Neither of them are so fragile as to truly need one another—or they’d like to think that, for even when they are withdrawn into themselves they cannot deny one another’s company. In those times, she will lay on his bed in silence and doze in silence before, eventually, leaving in silence. When their roles are reversed, he will sit on the floor at the foot of her bed, head tilted back to the ceiling and eyes closed. It is enough—it is allowable—to exist together.

That is more than they had either once hoped for, after all, and they will not begrudge the other the chance to enjoy this twist of fate.

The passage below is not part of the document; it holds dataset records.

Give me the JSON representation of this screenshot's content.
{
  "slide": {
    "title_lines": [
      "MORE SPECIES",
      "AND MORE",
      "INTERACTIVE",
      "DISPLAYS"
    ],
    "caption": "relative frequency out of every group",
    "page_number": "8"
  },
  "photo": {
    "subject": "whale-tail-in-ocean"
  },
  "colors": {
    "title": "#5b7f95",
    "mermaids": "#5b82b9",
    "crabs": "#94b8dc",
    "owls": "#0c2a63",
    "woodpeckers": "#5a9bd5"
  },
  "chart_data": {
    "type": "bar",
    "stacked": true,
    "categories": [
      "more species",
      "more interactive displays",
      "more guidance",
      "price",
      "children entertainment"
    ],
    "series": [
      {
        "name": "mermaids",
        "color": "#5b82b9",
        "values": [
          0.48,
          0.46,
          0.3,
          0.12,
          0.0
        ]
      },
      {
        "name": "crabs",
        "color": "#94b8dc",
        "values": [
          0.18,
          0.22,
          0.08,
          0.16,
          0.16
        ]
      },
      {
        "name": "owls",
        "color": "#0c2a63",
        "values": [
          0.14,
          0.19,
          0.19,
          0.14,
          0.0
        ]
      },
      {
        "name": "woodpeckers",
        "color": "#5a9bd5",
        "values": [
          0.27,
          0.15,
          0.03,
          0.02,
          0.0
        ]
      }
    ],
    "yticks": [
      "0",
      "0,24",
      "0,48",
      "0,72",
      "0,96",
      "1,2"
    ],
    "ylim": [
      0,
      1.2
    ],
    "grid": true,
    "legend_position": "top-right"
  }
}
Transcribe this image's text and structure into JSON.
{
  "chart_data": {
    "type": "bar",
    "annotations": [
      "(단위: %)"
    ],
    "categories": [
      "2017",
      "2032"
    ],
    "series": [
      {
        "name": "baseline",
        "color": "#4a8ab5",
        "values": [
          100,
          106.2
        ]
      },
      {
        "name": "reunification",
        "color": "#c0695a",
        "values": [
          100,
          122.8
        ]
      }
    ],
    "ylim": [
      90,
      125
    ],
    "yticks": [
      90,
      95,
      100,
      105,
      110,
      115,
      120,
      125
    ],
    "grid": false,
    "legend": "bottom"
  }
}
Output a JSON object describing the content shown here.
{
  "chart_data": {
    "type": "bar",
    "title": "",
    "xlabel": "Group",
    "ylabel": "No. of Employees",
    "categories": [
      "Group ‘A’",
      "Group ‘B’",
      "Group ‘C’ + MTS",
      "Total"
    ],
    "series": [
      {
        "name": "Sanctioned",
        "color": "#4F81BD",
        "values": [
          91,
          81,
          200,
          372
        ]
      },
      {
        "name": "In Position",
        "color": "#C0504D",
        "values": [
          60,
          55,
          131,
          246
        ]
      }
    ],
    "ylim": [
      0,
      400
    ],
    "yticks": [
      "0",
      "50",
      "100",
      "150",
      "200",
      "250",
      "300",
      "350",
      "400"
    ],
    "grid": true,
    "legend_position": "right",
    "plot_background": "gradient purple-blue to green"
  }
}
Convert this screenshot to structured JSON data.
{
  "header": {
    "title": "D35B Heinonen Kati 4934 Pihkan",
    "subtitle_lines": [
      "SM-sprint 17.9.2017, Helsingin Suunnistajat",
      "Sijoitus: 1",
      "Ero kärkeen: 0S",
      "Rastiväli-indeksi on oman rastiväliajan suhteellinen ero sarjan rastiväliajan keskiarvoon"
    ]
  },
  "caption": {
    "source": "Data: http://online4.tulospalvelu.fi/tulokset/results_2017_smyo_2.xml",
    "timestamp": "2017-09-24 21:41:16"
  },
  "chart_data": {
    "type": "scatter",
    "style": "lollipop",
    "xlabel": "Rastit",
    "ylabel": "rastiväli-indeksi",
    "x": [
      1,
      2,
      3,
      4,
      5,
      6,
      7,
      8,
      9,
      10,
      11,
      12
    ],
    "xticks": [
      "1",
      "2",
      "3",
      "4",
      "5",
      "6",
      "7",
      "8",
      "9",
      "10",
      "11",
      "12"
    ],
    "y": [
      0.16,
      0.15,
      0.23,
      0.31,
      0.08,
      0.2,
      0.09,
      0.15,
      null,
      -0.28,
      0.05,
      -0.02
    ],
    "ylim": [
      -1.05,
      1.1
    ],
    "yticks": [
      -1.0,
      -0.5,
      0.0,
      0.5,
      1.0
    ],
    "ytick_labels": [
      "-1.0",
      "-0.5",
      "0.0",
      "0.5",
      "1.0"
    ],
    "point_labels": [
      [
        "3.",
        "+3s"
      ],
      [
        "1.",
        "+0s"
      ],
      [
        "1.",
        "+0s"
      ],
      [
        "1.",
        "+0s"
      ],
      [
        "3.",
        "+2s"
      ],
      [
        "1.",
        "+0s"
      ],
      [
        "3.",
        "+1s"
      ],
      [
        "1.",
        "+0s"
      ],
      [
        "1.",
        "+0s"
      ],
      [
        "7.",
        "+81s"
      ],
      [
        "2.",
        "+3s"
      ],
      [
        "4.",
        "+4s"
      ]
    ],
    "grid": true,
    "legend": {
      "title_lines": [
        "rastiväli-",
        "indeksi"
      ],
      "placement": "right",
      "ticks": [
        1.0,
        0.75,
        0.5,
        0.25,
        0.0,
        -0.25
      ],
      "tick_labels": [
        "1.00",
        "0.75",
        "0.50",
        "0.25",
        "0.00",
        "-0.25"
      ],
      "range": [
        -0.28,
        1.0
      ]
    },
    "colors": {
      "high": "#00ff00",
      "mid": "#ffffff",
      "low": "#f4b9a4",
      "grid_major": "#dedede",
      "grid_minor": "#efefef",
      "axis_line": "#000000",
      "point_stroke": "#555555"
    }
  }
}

But then there are nights like this, when the tang of blood is thick in the air, and Blight. Morrigan knows to undo her gloves and kick off her boots on her way to the bath. She has learned to expect anything from the simplest scene of a weary Warden reclining in a tub of steaming water to more gruesome sights, like the time she found him fishing metal hooks out from the meat of his shoulder with shaking fingers.

Tonight she strips down to her underlayers and steps into the washroom to find her love nearly asleep in the bath, his arms dangling over the sides—pale skin newly adorned with dark bruises and the raking wounds of a shriek’s claws. They have stopped weeping, but they are raw and deep, and his fingers still tremble with pain.

As she approaches, his lashes flutter, and the pale gray slivers of his eyes flash at her. She suspects immediately that he lost the strength to continue washing, or to lift himself out of the tub.

“Come now, let me see the damage,” she says crossly, but her chest is tight with that strange, wretched, wonderful emotion that might be love or might be terror. She slips her arms beneath his and heaves him up until he can get his feet beneath him without slipping. The grunt he makes is one of weariness only, and not of mortal agony.

It amuses some part of her to know the difference.

She keeps one hand on him as she comes around the side of the tub and steps inside. The water is lukewarm around her calves, and with a glance down she can see that the bath water is clean. Perhaps he had washed up before this, cleaned his wounds, and drawn a fresh bath. No wonder he is exhausted.

“How often must you turn your arms to ribbons before you learn to dodge, lazy bones?” she grouses, but she’s pleased that only his arms appear to be seriously injured. The rest of his pale body is a network of criss-crossing scars that is as esoteric as all her attempts to map the extant eluvians. Mottled bruises wrap around his ribs and hips and knees and—well, most of him.

He snorts softly. “I dodged plenty,” he retorts. “It only takes one bad step.”

Morrigan rolls her eyes, but she dutifully helps him lower back down into the water. His knees come up on either side of her as she joins him, and she moves her hands from his ribs to lift one of his injured limbs above the surface of the water. A touch of magic, and she can at least close the wounds to prevent infection.  She concentrates on her task, reconnecting the tattered edges of pale skin across the ravines of torn flesh. She is so focused that she barely registers the shift, the slosh, the movement, as he raises his other, shaking hand to her face.

Morrigan startles when the backs of Halevune’s knuckles brush across her cheek, chasing a flyaway strand of her hair behind her ear. Their gazes lock over top the canvas of his arm, and she cannot help the faintest upward slant of her lips beneath the scrutiny of his elven eyes.